When I was a girl, I was never in my parents' bedroom.
It wasn't a policy- there wasn't a keep-out sign on their door.
It was just a space that was all theirs. I never pajama-footed my way to their bed early mornings. Never begged to sleep between them stormy nights. Never had girls' night slumber parties with Mama-daughter in that bedroom.
That's why when we visit their house and you have access to their bedroom- where you play Legos in front of Grandma G's armoire for hours, or watch YouTube videos on the laptop in their bed in the dark, I secretly smile. Those grandparents and their knack for bending, or altogether dismissing, the rules between one generation and the next. They all do it. My grandparents were no different. My Grandma S. let me swim (in a RIVER and chlorinated pool) in my cast the (second) summer I broke my arm. Our little secret, she said. Until that bad boy started to smell. Then it was everyone's damn secret. And my Grandpa R. ... the man who did not believe in delaying gratitude, would let me pour a brand new box of Lucky Charms straight out into a mixing bowl until the toy came tumbling out into my waiting hands. When Grandma wasn't looking, of course.
Over the weekend you were camping out in their bedroom. Papa came in for something, and opened his closet door. His and Grandma G's are connected internally, but have separate doors on the exterior. When you shut either of the doors, it acts like a vacuum, pushing open the adjacent door. So when he shut his door, hers opened.

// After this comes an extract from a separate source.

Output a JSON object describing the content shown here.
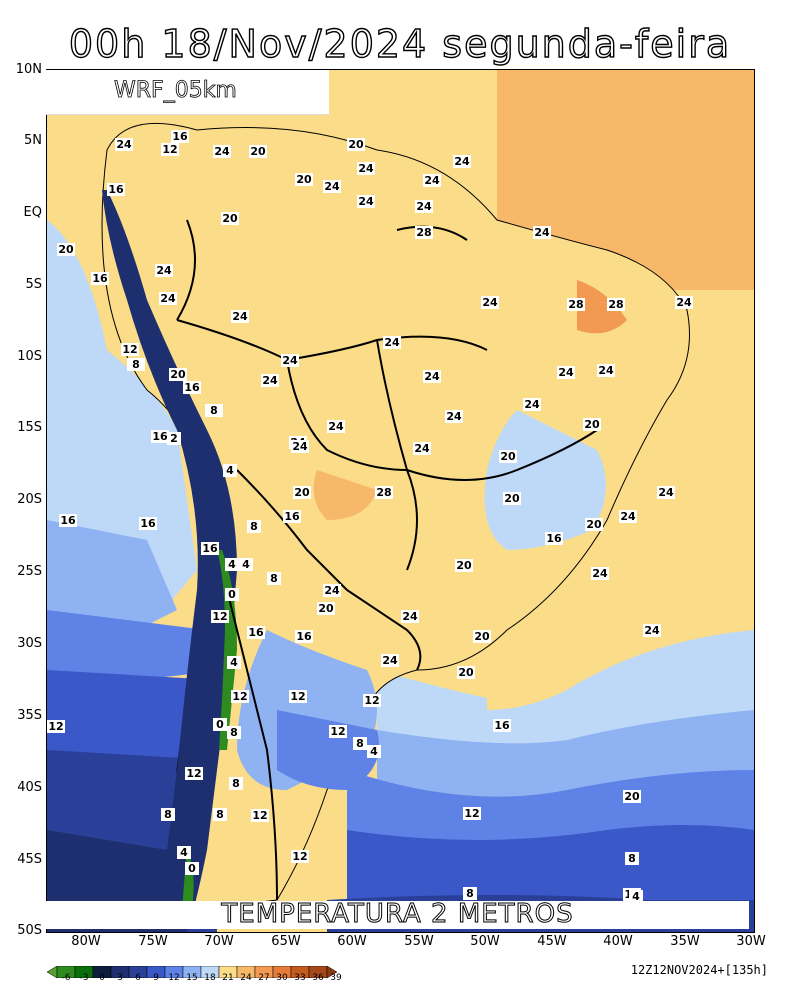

You came out to the kitchen where we were all congregated on Saturday night. You whispered you needed Grandma to come here. She went with you.
Out you came arms full of Easter eggs and miniature stuffed crap intended for their insides.
Look, you showed us. The Easter Bunny left all his eggs and stuff RIGHT IN GRANDMA'S CLOSET, and he did it A DAY EARLY!
"Yes," deadpanned Grandma. "That stupid Easter Bunny just left them right on my closet shelf. He must have needed the extra time and storage space to drop them off before Easter morning," she continued.
Hook, line, and an absolute believer at age six, sunk.
Later that night as I tucked you into your own bed and space downstairs, you whispered, what if Grandma G. is the Easter Bunny?
I perched on the edge of your bed, brushed your bangs back from your forehead and admitted that yes, Grandma G. is many, many things. Wickedly talented. Relentlessly stubborn. Effortlessly low-maintenance. The best gift-giver ever. Incredible mojito-mixer and baker extraordinaire. A no-nonsense, honest feedback-giver. Beautiful flower-growing green thumber, and most selfless human I have ever met, but she is not the Easter Bunny.
The next morning, you woke up to the dining room table set beautifully for a tea party with new Peter Rabbit porcelain dishes. There was a colorful note from the Easter Bunny with instructions to look for a giant basket inside and 12 eggs outside. The little kitchen chair where you left him a plate full of Jelly Bellies, baby carrots, romaine, and Dove dark chocolate eggs and a handwritten note depicting his likeness you sketched had been well-attended; there wasn't much left save for a few crumbs, pieces of candy wrapper tinfoil, and the tiniest, dirtiest little set of bunny footprints you ever did see, right there on the dishcloth you left him for such purpose. You know Grandma G. doesn't care for her floors to get dirty from the animals ... and that Bunny will have wet feet when he comes hoppin' in!